The circular also requires key agencies to provide quarterly updates to Government on regulatory simplification, with a full report included in every annual report. This reporting requirement is intended to make reform a continuing obligation rather than a one-off administrative exercise.
The wider policy context is the Government’s attempt to move from high levels of infrastructure funding to faster delivery. The updated National Development Plan, published in July 2025, provides for total public investment of €275.4 billion. The Government said the plan is intended to support housing delivery, water and energy infrastructure, roads, public transport, healthcare, childcare and other public services.
The creation of the Department’s Infrastructure Division is also part of this shift. According to the Department, the division was formed in April 2025 in line with Programme for Government commitments, with the goal of accelerating delivery of critical infrastructure in Ireland.
Circular 18/2026 should therefore be read as part of a broader infrastructure reform package rather than as a standalone administrative note. The Accelerating Infrastructure Report and Action Plan identified regulatory burden, slow processes, duplication, risk aversion and inconsistent decision-making as barriers to project delivery. The new circular seeks to address those barriers by requiring public bodies to test whether regulatory steps are necessary, proportionate, coherent, efficient and accountable.
The circular is likely to be relevant for bodies involved in electricity grid development, water and wastewater infrastructure, major transport schemes and housing-enabling infrastructure. It may also affect how Departments approach the transposition of EU legislation where new rules could influence infrastructure delivery. The circular specifically instructs Departments to identify forthcoming EU legislative changes that may affect infrastructure delivery and to notify the Department of Foreign Affairs where relevant.

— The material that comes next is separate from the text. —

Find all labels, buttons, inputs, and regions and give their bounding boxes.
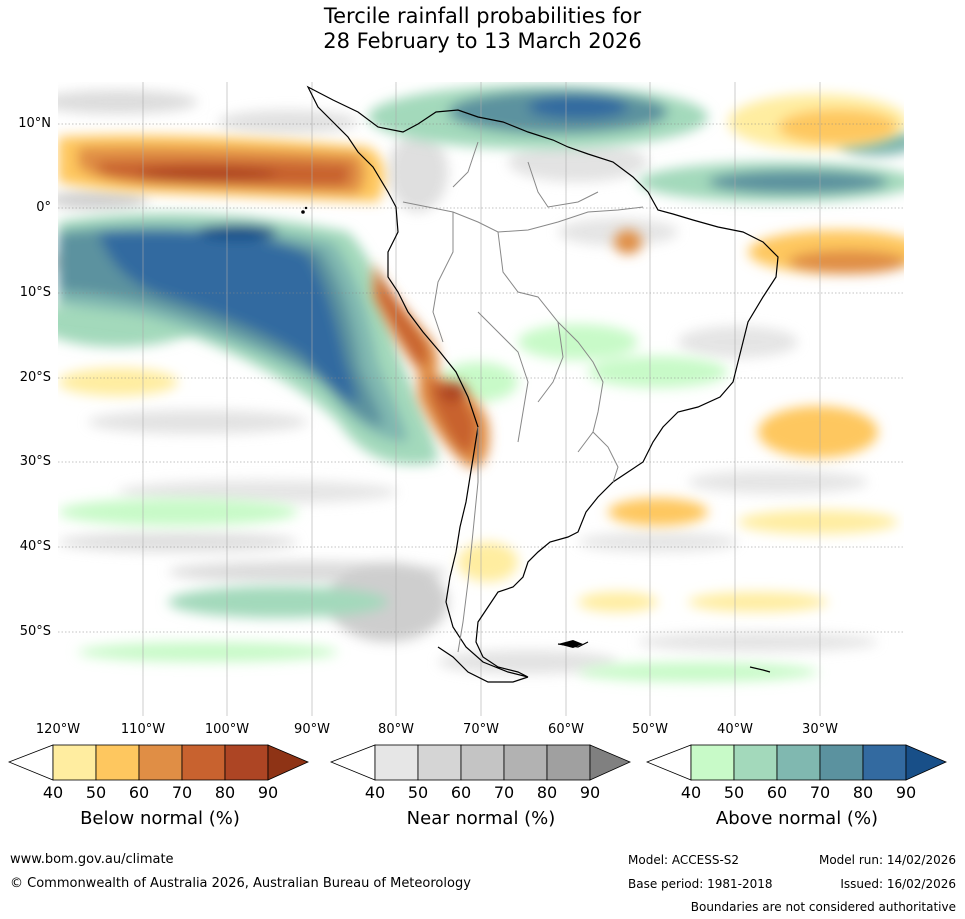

For project promoters, the most practical implications may be clearer guidance, more predictable timelines, better coordination between bodies and fewer duplicative processes where reforms are implemented effectively. For public bodies, the circular creates a stronger expectation that regulatory processes will be measured, justified and periodically reviewed. For the public, the central policy question will be whether faster delivery can be achieved while preserving environmental protection, public participation, legal certainty and value for money.
The circular does not claim that regulation is the only cause of infrastructure delay. Nor does it suggest that regulation should be removed where it protects the public interest. Its stated position is more limited: regulation should be necessary, proportionate and clear and approvals for critical infrastructure should be managed in a way that avoids avoidable delay.
The effectiveness of Circular 18/2026 will depend on implementation across Departments, agencies and regulators of various sectors. The document creates a common framework and a reporting requirement, but the practical test will be whether individual bodies change how they design, sequence and administer licensing, permitting and consenting processes. If those changes happen, the circular could become an important part of Ireland’s effort to accelerate housing-enabling infrastructure. If implementation is uneven, it may remain another statement of intent in a system already marked by complex procedures and long delivery timelines.